Hidden Hill Capital, a growth equity investment firm backed by GLP China, announced on Tuesday that its partnership with the government-owned Hong Kong Investment Corporation Limited (HKIC) is a venture capital (VC) mandate of HK$300 million ($38.6 million).
Under this mandate, Hidden Hill will invest in “early-stage, high-growth companies that align with HKIC’s mission to foster entrepreneurship and transformative innovation in Hong Kong”, the firm said in a statement.
HKIC, which manages HK$64 billion ($8.2 billion), recently appointed Hidden Hill along with nine other asset managers to invest in the 2025 batch of capital of the Investment Portfolio (CIES IP) under Hong Kong’s New Capital Investment Entrant Scheme (New CIES).
Established in 2022 to consolidate the management of investment activities of the Hong Kong government, HKIC works with external fund managers to invest capital pooled from the Hong Kong New CIES.
This is a 2024 relaunch of an investment immigration programme, where individuals invest at least HK$30 million (close to $3.9 million) in permissible Hong Kong assets to gain permanent residency. An eligible applicant under the New CIES is required to place 10%, or a minimum of HK$3 million, into the CIES IP.
Besides Hidden Hill, the other nine selected asset managers span venture capital, private equity, private credit, and hedge fund strategies, including Abax Global Capital, Beyond Ventures, CMC Capital, FirstLight Capital, M Capital, Polymer Capital, Primavera Capital, Trustar Capital/CITIC Capital with Vision Capital Investment Management Limited, and Value Partners.
The CIES IP places emphasis on nurturing home-grown or Hong Kong-based asset managers with commercial and strategic potential.
According to the latest estimation of the HKIC, the capital size of the 2025 batch of CIES IP under the New CIES is expected to be at least HK$3 billion ($385.6 billion) by the end of 2025. The capital will be evenly allocated to 10 appointed asset managers, meaning each managing a mandate of HK$30 million.

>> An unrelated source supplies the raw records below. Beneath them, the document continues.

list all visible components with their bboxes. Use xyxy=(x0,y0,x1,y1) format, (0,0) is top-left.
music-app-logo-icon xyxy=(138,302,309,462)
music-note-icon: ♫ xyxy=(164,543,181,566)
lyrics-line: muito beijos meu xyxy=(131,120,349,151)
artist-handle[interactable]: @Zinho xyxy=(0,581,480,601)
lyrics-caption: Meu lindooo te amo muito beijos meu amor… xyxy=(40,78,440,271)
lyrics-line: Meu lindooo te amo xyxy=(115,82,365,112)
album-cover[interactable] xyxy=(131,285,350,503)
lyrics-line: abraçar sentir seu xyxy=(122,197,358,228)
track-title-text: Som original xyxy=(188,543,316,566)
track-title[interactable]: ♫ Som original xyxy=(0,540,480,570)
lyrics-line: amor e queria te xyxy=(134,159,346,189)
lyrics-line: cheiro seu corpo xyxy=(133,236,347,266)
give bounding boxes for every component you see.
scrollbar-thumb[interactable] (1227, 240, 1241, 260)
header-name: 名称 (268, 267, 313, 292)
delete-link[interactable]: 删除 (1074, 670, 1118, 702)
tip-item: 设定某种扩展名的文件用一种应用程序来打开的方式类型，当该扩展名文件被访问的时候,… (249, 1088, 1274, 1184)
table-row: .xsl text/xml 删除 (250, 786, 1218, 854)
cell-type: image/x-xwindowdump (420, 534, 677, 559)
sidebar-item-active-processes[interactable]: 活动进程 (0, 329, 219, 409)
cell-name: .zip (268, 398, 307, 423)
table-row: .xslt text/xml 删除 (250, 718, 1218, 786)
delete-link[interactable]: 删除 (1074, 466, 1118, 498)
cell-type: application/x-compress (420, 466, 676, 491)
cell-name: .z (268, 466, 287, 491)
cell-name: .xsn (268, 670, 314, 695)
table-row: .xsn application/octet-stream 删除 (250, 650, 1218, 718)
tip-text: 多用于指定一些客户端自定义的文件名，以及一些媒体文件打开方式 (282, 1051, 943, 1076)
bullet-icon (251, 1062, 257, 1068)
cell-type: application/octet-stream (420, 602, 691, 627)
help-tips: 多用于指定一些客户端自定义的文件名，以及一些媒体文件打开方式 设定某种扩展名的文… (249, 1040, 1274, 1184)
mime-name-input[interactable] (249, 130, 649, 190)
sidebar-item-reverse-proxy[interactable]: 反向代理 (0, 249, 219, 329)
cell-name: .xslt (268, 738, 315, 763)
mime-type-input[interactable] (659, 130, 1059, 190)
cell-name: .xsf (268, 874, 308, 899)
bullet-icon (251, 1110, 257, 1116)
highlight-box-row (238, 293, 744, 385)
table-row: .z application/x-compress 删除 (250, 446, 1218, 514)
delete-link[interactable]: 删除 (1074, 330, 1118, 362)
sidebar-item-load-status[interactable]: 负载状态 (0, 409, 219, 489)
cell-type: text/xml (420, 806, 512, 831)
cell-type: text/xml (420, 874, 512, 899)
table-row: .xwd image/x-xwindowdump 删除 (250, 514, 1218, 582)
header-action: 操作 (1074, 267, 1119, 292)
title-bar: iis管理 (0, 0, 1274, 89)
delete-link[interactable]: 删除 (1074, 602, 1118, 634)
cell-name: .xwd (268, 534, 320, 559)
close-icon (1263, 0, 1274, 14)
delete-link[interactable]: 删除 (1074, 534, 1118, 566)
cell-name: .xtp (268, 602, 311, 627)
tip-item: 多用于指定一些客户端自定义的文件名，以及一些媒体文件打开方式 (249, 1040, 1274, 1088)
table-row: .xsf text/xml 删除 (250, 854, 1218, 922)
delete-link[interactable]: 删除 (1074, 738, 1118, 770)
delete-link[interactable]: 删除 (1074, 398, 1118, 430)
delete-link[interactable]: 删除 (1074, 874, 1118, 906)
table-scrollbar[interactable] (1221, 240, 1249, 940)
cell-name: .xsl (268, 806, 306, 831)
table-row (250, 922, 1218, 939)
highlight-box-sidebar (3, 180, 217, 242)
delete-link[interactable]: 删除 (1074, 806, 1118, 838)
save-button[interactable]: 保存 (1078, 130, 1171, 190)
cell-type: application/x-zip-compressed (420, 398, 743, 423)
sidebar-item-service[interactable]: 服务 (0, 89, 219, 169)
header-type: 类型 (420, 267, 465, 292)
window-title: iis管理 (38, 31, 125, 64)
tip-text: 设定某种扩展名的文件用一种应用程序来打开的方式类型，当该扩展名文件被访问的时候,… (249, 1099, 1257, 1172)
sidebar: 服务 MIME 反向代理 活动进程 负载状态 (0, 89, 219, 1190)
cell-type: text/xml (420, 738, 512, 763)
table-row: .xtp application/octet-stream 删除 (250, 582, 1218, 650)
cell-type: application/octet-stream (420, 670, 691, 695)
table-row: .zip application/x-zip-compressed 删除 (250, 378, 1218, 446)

The relevant investment work is expected to commence in the first quarter of 2026.
“We will leverage our deep expertise in identifying competitive technologies and scalable services across new economy sectors, including logistics supply chain, AI, and renewable energy, to drive the synergistic and sustainable expansion of the HKIC ecosystem,” Higashi Michihiro, Hidden Hill’s founder and managing partner, said in the statement.
As of June 30, 2025, Hidden Hill has deployed about $2.4 billion of capital across more than 110 portfolio companies from venture, growth to buyout stages.
The selection of the latest 10 fund partners came after HKIC appointed four institutions a year earlier to manage the debut 2024 batch of capital of the CIES IP under the new immigration scheme. These included Betatron Venture Group, Inno Angel Fund, MindWorks Capital, and Radiant Tech Ventures Limited.